L’iPhone n’est pas né de nulle part en 2007. Il est le produit d’expérimentations incessantes, de décisions de dernière minute et d’un peu de hasard. Même si cela semble désormais évident, les origines de l’iPhone ne se situaient pas dans une vision claire d’un téléphone : elles ont commencé avec une tablette. Cette histoire illustre à quel point même les innovations les plus emblématiques sont rarement linéaires ; ils impliquent souvent des détours, une compétition interne et une volonté d’abandonner les plans initiaux lorsque quelque chose de mieux émerge.

De la tablette à l’écran tactile : les premières expériences

La culture d’exploration interne d’Apple impliquait un prototypage constant. Les équipes « fouinaient » toujours les nouvelles technologies, comme le dit la vice-présidente Myra Haggerty, testant ce qui pouvait être fait avec les capteurs et les interfaces émergents. Au début des années 2000, l’équipe du designer Duncan Kerr a commencé à remettre en question le paradigme du « pointer-cliquer », vieux de 25 ans. Ils ont exploré l’audio spatial, l’haptique et, surtout, les écrans multi-touch.

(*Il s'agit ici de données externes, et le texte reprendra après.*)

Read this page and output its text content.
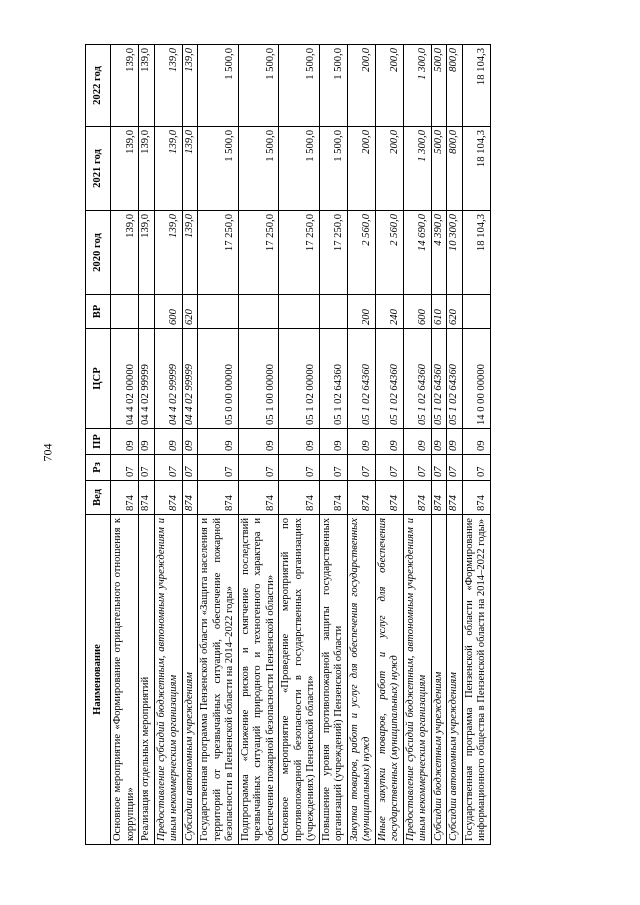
704
Наименование	Вед	Рз	ПР	ЦСР	ВР	2020 год	2021 год	2022 год
Основное мероприятие «Формирование отрицательного отношения к коррупции»	874	07	09	04 4 02 00000		139,0	139,0	139,0
Реализация отдельных мероприятий	874	07	09	04 4 02 99999		139,0	139,0	139,0
Предоставление субсидий бюджетным, автономным учреждениям и иным некоммерческим организациям	874	07	09	04 4 02 99999	600	139,0	139,0	139,0
Субсидии автономным учреждениям	874	07	09	04 4 02 99999	620	139,0	139,0	139,0
Государственная программа Пензенской области «Защита населения и территорий от чрезвычайных ситуаций, обеспечение пожарной безопасности в Пензенской области на 2014–2022 годы»	874	07	09	05 0 00 00000		17 250,0	1 500,0	1 500,0
Подпрограмма «Снижение рисков и смягчение последствий чрезвычайных ситуаций природного и техногенного характера и обеспечение пожарной безопасности Пензенской области»	874	07	09	05 1 00 00000		17 250,0	1 500,0	1 500,0
Основное мероприятие «Проведение мероприятий по противопожарной безопасности в государственных организациях (учреждениях) Пензенской области»	874	07	09	05 1 02 00000		17 250,0	1 500,0	1 500,0
Повышение уровня противопожарной защиты государственных организаций (учреждений) Пензенской области	874	07	09	05 1 02 64360		17 250,0	1 500,0	1 500,0
Закупка товаров, работ и услуг для обеспечения государственных (муниципальных) нужд	874	07	09	05 1 02 64360	200	2 560,0	200,0	200,0
Иные закупки товаров, работ и услуг для обеспечения государственных (муниципальных) нужд	874	07	09	05 1 02 64360	240	2 560,0	200,0	200,0
Предоставление субсидий бюджетным, автономным учреждениям и иным некоммерческим организациям	874	07	09	05 1 02 64360	600	14 690,0	1 300,0	1 300,0
Субсидии бюджетным учреждениям	874	07	09	05 1 02 64360	610	4 390,0	500,0	500,0
Субсидии автономным учреждениям	874	07	09	05 1 02 64360	620	10 300,0	800,0	800,0
Государственная программа Пензенской области «Формирование информационного общества в Пензенской области на 2014–2022 годы»	874	07	09	14 0 00 00000		18 104,3	18 104,3	18 104,3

L’avancée clé est venue d’une société du Delaware appelée FingerWorks, fondée par un musicien souffrant de traumatismes liés au stress répétitif qui avait créé un trackpad capable de détecter simultanément plusieurs pressions de doigts. Il ne s’agissait pas seulement de plus de doigts sur l’écran ; il permettait des gestes, remplaçant les actions traditionnelles de la souris. Apple a commandé une version plus grande de ce trackpad, 12 x 9,5 pouces, en projetant une image dessus pour créer un prototype multi-touch fonctionnel. L’équipe a découvert que glisser, tapoter et étirer des objets sur l’écran était… magique.

La révélation de la tablette de Jobs et le faux pas de Motorola

Steve Jobs a vu cette démo en 2003 et a été impressionné, mais l’idée est restée inexploitée pendant des années. Une conversation lors d’un dîner avec un ingénieur Microsoft en 2005, qui se vantait d’une tablette à stylet, s’est avérée cruciale. Jobs, irrité par l’insistance de l’ingénieur sur un stylet, serait rentré chez lui et aurait déclaré : « Montrons-lui ce que peut réellement être une tablette ».

Cela a déclenché une action immédiate. Cependant, les premiers prototypes, construits avec des composants d’ordinateurs portables, étaient lourds et encombrants. Le Mac OS n’était pas optimisé pour le toucher et la durée de vie de la batterie était médiocre. Malgré ces défis, Apple a acquis FingerWorks, obtenant ainsi les brevets qui s’avéreraient essentiels.

Avant l’iPhone, Apple s’est associé à Motorola pour créer un téléphone écoutant de la musique, le ROKR E1. Cette collaboration fut un désastre. L’appareil était en plastique, encombrant et ne pouvait contenir que 100 chansons. Jobs aurait exprimé son dégoût face au lancement, et le téléphone a été largement considéré comme un échec. Cette expérience a mis en évidence une leçon clé : Apple devait contrôler l’ensemble de l’expérience, et pas seulement le logiciel.

Le pivot vers le téléphone : une révolution multi-touch

Jobs a reconnu que les téléphones portables, bien que terribles à utiliser, représentaient un marché énorme (un milliard d’unités par an contre quatre fois le nombre de PC expédiés). Il a chargé deux équipes de développer des concepts de téléphone : l’une axée sur l’ajout de fonctionnalités téléphoniques à l’iPod (P1) et l’autre sur un appareil multi-touch tout écran (P2).

Ce dernier, dirigé par Scott Forstall, a fini par l’emporter. L’équipe P2 avait perfectionné le défilement inertiel, une fonctionnalité qui rendait l’interface naturelle et réactive. Passer votre doigt sur l’écran a créé une impression d’élan, avec un léger « rebond » sur les bords pour indiquer les limites. Ce détail apparemment petit a rendu l’expérience intuitive et addictive.

Jobs a poussé les deux équipes vers l’avant pendant six mois, favorisant la compétition jusqu’à ce qu’il soit clair que le P2, bien que plus complexe, était l’avenir. Le projet de tablette a été abandonné et Apple a consacré toutes ses ressources à la construction d’un téléphone qui redéfinirait l’industrie.

L’iPhone n’était pas seulement une invention ; c’était un pivot impitoyable né de l’expérimentation, de la frustration et du refus de se contenter de la médiocrité. Cette histoire nous rappelle que même les produits les plus révolutionnaires émergent souvent de lieux inattendus, façonnés par des échecs, des batailles internes et parfois des coups de chance.